Она вспомнила тот ненастный майский день, когда впервые увидела сестру — бледную, тощую, стриженую, в сером фланелевом платьице, с нелепым бантом, кое-как прицепленным на короткие волосы за резиночку. Тогда после всяких проволочек и отписок восемнадцатилетней Лизавете разрешили наконец забрать сестру из детского дома. И поехала она в сопровождении того же Егора Васильевича на станцию Дно, и злая, похожая на щуку дамочка (Лизавета даже имя запомнила — Надежда Константиновна, как у Крупской) брезгливо подтолкнула Таньку в их сторону, будто протухшую рыбину в помойную яму. Среди бумажек, которые Лизавете выдали тогда в придачу к Таньке, была и характеристика воспитанницы: «неконтактна, педагогически запущена…» Кто запустил-то?
Танька почти целый год молчала, общаясь только с одним существом — поросенком. Она пела ему песни, рассказывала стихи. А когда поросенок подрос и его увезли кооператоры, сколько слез было! Пришлось сказать, что Боренька поехал учиться в специальную школу для поросяток. Сколько ж лет-то с той поры минуло? Пять? Или шесть уже?
Потом все сгладилось, и следы детдомовского прошлого остались лишь в мелочах, заметных, пожалуй, одной лишь Лизавете — особая реакция сестры на обиду, какое-то молчаливое упорство в критическую минуту, при всей открытости и простодушии — ревнивое стремление оградить от других что-то свое, заветное… Впрочем, словами этого не объяснишь, можно только почувствовать. В эти минуты Лизавета с удивлением понимала, что сестрица у нее ох непростая и что никто, кроме самой Лизаветы, и не подозревает об этой непростоте — в том числе и сама Танька.
А может, все это и не от детдома вовсе? Может, родительская кровь? Поди знай…
Отца своего Лизавета не знала вовсе, мать помнила плохо — та нечасто наведывалась в Хмелицы, а бабушка Сима, царство ей Небесное, редко и с неохотой говорила про дочь. В бабушкином альбоме хранилась одна-единственная ее фотография — веселая, пышная молодая женщина, немного похожая на актрису Целиковскую. С бабой Симой никакого сходства. И неудивительно. Только перед смертью бабушка рассказала Лизавете, как появилась у нее Валентина.

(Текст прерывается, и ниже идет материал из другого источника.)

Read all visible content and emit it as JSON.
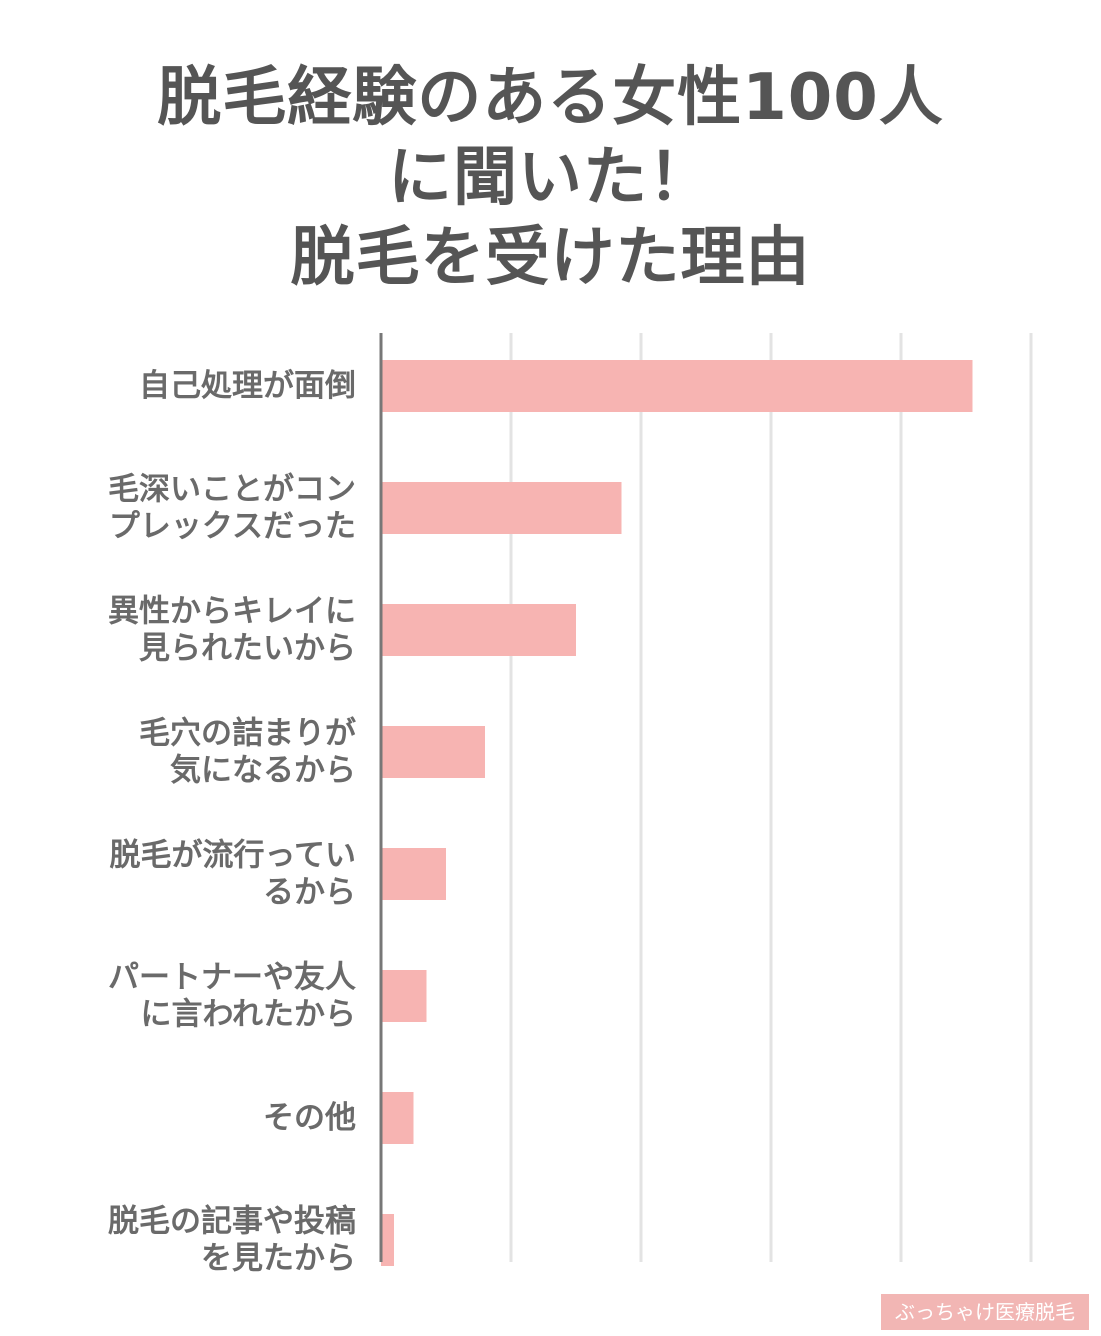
{
  "title_lines": [
    "脱毛経験のある女性100人",
    "に聞いた！",
    "脱毛を受けた理由"
  ],
  "chart_data": {
    "type": "bar",
    "orientation": "horizontal",
    "title": "脱毛経験のある女性100人に聞いた！脱毛を受けた理由",
    "categories": [
      [
        "自己処理が面倒"
      ],
      [
        "毛深いことがコン",
        "プレックスだった"
      ],
      [
        "異性からキレイに",
        "見られたいから"
      ],
      [
        "毛穴の詰まりが",
        "気になるから"
      ],
      [
        "脱毛が流行ってい",
        "るから"
      ],
      [
        "パートナーや友人",
        "に言われたから"
      ],
      [
        "その他"
      ],
      [
        "脱毛の記事や投稿",
        "を見たから"
      ]
    ],
    "values": [
      91,
      37,
      30,
      16,
      10,
      7,
      5,
      2
    ],
    "xlim": [
      0,
      100
    ],
    "grid": true,
    "gridlines": [
      0,
      20,
      40,
      60,
      80,
      100
    ],
    "bar_color": "#f7b4b2",
    "grid_color": "#e3e3e3",
    "axis_color": "#777777"
  },
  "watermark": "ぶっちゃけ医療脱毛"
}
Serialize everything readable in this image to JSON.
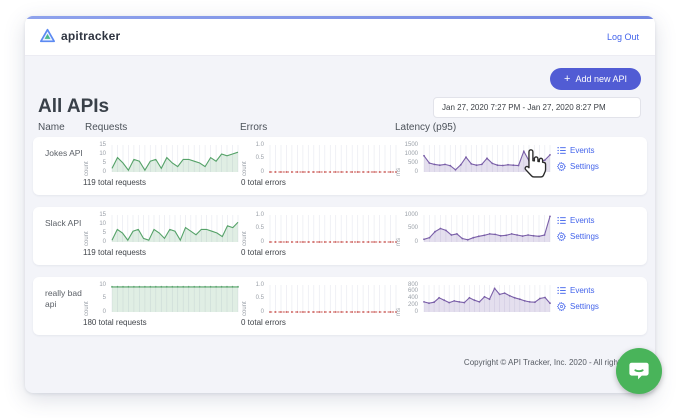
{
  "header": {
    "brand": "apitracker",
    "logout_label": "Log Out"
  },
  "toolbar": {
    "add_button_label": "Add new API",
    "add_button_plus": "+",
    "date_range": "Jan 27, 2020 7:27 PM - Jan 27, 2020 8:27 PM"
  },
  "page": {
    "title": "All APIs"
  },
  "columns": {
    "name": "Name",
    "requests": "Requests",
    "errors": "Errors",
    "latency": "Latency (p95)"
  },
  "row_links": {
    "events": "Events",
    "settings": "Settings"
  },
  "footer": {
    "copyright": "Copyright © API Tracker, Inc. 2020 - All rights r"
  },
  "colors": {
    "accent_indigo": "#515cd4",
    "link_blue": "#4263eb",
    "chart_green": "#55a268",
    "chart_red": "#c9534f",
    "chart_purple": "#7a5fa8",
    "chat_green": "#49b45a",
    "content_bg": "#f3f4f9"
  },
  "rows": [
    {
      "name": "Jokes API",
      "requests": {
        "caption": "119 total requests",
        "unit": "count",
        "chart": {
          "type": "line",
          "color": "#55a268",
          "fill": "rgba(85,162,104,0.18)",
          "dashed": false,
          "markers": false,
          "ymax": 15,
          "yticks": [
            {
              "t": "15",
              "v": 15
            },
            {
              "t": "10",
              "v": 10
            },
            {
              "t": "5",
              "v": 5
            },
            {
              "t": "0",
              "v": 0
            }
          ],
          "values": [
            2,
            8,
            5,
            1,
            7,
            6,
            1,
            6,
            7,
            2,
            8,
            5,
            3,
            7,
            7,
            6,
            5,
            3,
            8,
            6,
            10,
            9,
            10,
            11
          ]
        }
      },
      "errors": {
        "caption": "0 total errors",
        "unit": "count",
        "chart": {
          "type": "line",
          "color": "#c9534f",
          "fill": null,
          "dashed": true,
          "markers": true,
          "ymax": 1,
          "yticks": [
            {
              "t": "1.0",
              "v": 1
            },
            {
              "t": "0.5",
              "v": 0.5
            },
            {
              "t": "0",
              "v": 0
            }
          ],
          "values": [
            0,
            0,
            0,
            0,
            0,
            0,
            0,
            0,
            0,
            0,
            0,
            0,
            0,
            0,
            0,
            0,
            0,
            0,
            0,
            0,
            0,
            0,
            0,
            0
          ]
        }
      },
      "latency": {
        "unit": "ms",
        "chart": {
          "type": "line",
          "color": "#7a5fa8",
          "fill": "rgba(122,95,168,0.2)",
          "dashed": false,
          "markers": true,
          "ymax": 1500,
          "yticks": [
            {
              "t": "1500",
              "v": 1500
            },
            {
              "t": "1000",
              "v": 1000
            },
            {
              "t": "500",
              "v": 500
            },
            {
              "t": "0",
              "v": 0
            }
          ],
          "values": [
            900,
            500,
            420,
            380,
            420,
            350,
            120,
            400,
            820,
            450,
            380,
            420,
            760,
            480,
            380,
            360,
            400,
            380,
            360,
            1150,
            620,
            760,
            560,
            660,
            950
          ]
        }
      }
    },
    {
      "name": "Slack API",
      "requests": {
        "caption": "119 total requests",
        "unit": "count",
        "chart": {
          "type": "line",
          "color": "#55a268",
          "fill": "rgba(85,162,104,0.18)",
          "dashed": false,
          "markers": false,
          "ymax": 15,
          "yticks": [
            {
              "t": "15",
              "v": 15
            },
            {
              "t": "10",
              "v": 10
            },
            {
              "t": "5",
              "v": 5
            },
            {
              "t": "0",
              "v": 0
            }
          ],
          "values": [
            1,
            7,
            5,
            1,
            6,
            7,
            2,
            1,
            7,
            5,
            2,
            7,
            6,
            1,
            8,
            6,
            4,
            7,
            7,
            6,
            5,
            3,
            9,
            8,
            11
          ]
        }
      },
      "errors": {
        "caption": "0 total errors",
        "unit": "count",
        "chart": {
          "type": "line",
          "color": "#c9534f",
          "fill": null,
          "dashed": true,
          "markers": true,
          "ymax": 1,
          "yticks": [
            {
              "t": "1.0",
              "v": 1
            },
            {
              "t": "0.5",
              "v": 0.5
            },
            {
              "t": "0",
              "v": 0
            }
          ],
          "values": [
            0,
            0,
            0,
            0,
            0,
            0,
            0,
            0,
            0,
            0,
            0,
            0,
            0,
            0,
            0,
            0,
            0,
            0,
            0,
            0,
            0,
            0,
            0,
            0
          ]
        }
      },
      "latency": {
        "unit": "ms",
        "chart": {
          "type": "line",
          "color": "#7a5fa8",
          "fill": "rgba(122,95,168,0.2)",
          "dashed": false,
          "markers": true,
          "ymax": 1000,
          "yticks": [
            {
              "t": "1000",
              "v": 1000
            },
            {
              "t": "500",
              "v": 500
            },
            {
              "t": "0",
              "v": 0
            }
          ],
          "values": [
            100,
            160,
            380,
            500,
            430,
            260,
            300,
            130,
            80,
            160,
            210,
            250,
            300,
            280,
            230,
            250,
            300,
            260,
            220,
            260,
            230,
            210,
            260,
            950
          ]
        }
      }
    },
    {
      "name": "really bad api",
      "requests": {
        "caption": "180 total requests",
        "unit": "count",
        "chart": {
          "type": "line",
          "color": "#55a268",
          "fill": "rgba(85,162,104,0.18)",
          "dashed": false,
          "markers": true,
          "ymax": 10,
          "yticks": [
            {
              "t": "10",
              "v": 10
            },
            {
              "t": "5",
              "v": 5
            },
            {
              "t": "0",
              "v": 0
            }
          ],
          "values": [
            9.3,
            9.3,
            9.3,
            9.3,
            9.3,
            9.3,
            9.3,
            9.3,
            9.3,
            9.3,
            9.3,
            9.3,
            9.3,
            9.3,
            9.3,
            9.3,
            9.3,
            9.3,
            9.3,
            9.3,
            9.3,
            9.3,
            9.3,
            9.3
          ]
        }
      },
      "errors": {
        "caption": "0 total errors",
        "unit": "count",
        "chart": {
          "type": "line",
          "color": "#c9534f",
          "fill": null,
          "dashed": true,
          "markers": true,
          "ymax": 1,
          "yticks": [
            {
              "t": "1.0",
              "v": 1
            },
            {
              "t": "0.5",
              "v": 0.5
            },
            {
              "t": "0",
              "v": 0
            }
          ],
          "values": [
            0,
            0,
            0,
            0,
            0,
            0,
            0,
            0,
            0,
            0,
            0,
            0,
            0,
            0,
            0,
            0,
            0,
            0,
            0,
            0,
            0,
            0,
            0,
            0
          ]
        }
      },
      "latency": {
        "unit": "ms",
        "chart": {
          "type": "line",
          "color": "#7a5fa8",
          "fill": "rgba(122,95,168,0.2)",
          "dashed": false,
          "markers": true,
          "ymax": 800,
          "yticks": [
            {
              "t": "800",
              "v": 800
            },
            {
              "t": "600",
              "v": 600
            },
            {
              "t": "400",
              "v": 400
            },
            {
              "t": "200",
              "v": 200
            },
            {
              "t": "0",
              "v": 0
            }
          ],
          "values": [
            300,
            260,
            290,
            420,
            350,
            280,
            330,
            300,
            280,
            420,
            350,
            300,
            450,
            380,
            700,
            520,
            560,
            480,
            420,
            380,
            330,
            300,
            290,
            400,
            430,
            260
          ]
        }
      }
    }
  ]
}
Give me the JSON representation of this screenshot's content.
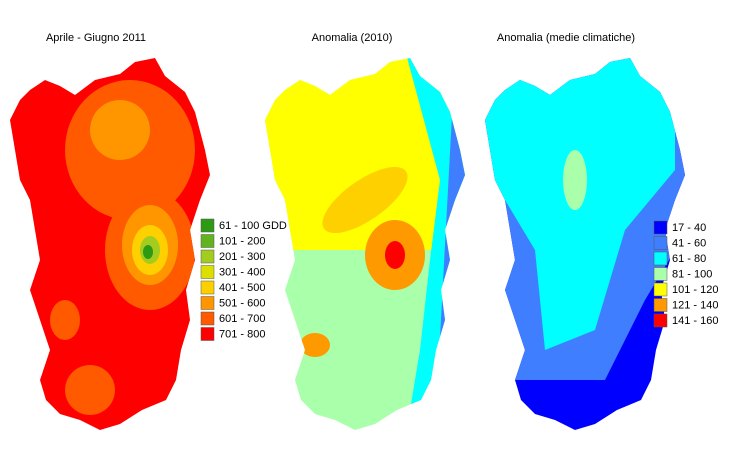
{
  "maps": [
    {
      "title": "Aprile - Giugno 2011",
      "legend": [
        {
          "label": "61 - 100 GDD",
          "color": "#2e9a14"
        },
        {
          "label": "101 - 200",
          "color": "#62b41e"
        },
        {
          "label": "201 - 300",
          "color": "#a2cc1e"
        },
        {
          "label": "301 - 400",
          "color": "#dbe000"
        },
        {
          "label": "401 - 500",
          "color": "#ffd000"
        },
        {
          "label": "501 - 600",
          "color": "#ff9600"
        },
        {
          "label": "601 - 700",
          "color": "#ff5a00"
        },
        {
          "label": "701 - 800",
          "color": "#ff0000"
        }
      ]
    },
    {
      "title": "Anomalia (2010)"
    },
    {
      "title": "Anomalia (medie climatiche)",
      "legend": [
        {
          "label": "17 - 40",
          "color": "#0000ff"
        },
        {
          "label": "41 - 60",
          "color": "#3f7fff"
        },
        {
          "label": "61 - 80",
          "color": "#00ffff"
        },
        {
          "label": "81 - 100",
          "color": "#aaffaa"
        },
        {
          "label": "101 - 120",
          "color": "#ffff00"
        },
        {
          "label": "121 - 140",
          "color": "#ff9900"
        },
        {
          "label": "141 - 160",
          "color": "#ff0000"
        }
      ]
    }
  ]
}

До войны они с мужем, лесником Василием Осиповичем, в Хмелицы наезжали редко, а жили больше на дальней лесной заимке. И вот там-то и нашла баба Сима девчушку лет четырех. Та лежала в беспамятстве у колодезного сруба, исхудалая, грязная, в ободранной телогрейке, горячая, как печка, прижимая к груди куклу — красивую, дорогую, с фарфоровой головкой, в бархатном платьице с кружевным передником, на котором были вышиты диковинные буквы. Других вещей при девочке не было. Отнесла Сима ребенка в дом, жиром барсучьим растерла, малиной отпоила. Так и выходила, а потом и вовсе у себя жить оставила. У самой-то Симы детей не было, да и не могло быть — еще в девках застудилась, рубя сучья на лесосеке.
Девочка не могла назвать ни имен родителей, ни откуда пришла, и вообще говорила плохо, только повторяла: «Валья, Валья», будто нерусская. Но и на цыганку совсем непохожа — беленькая, зеленоглазая. Времена были лихие, начало тридцатых, много еще тогда по Руси странствовало гулящего народу — бродяги, беспризорники, неорганизованные переселенцы из голодающих местностей…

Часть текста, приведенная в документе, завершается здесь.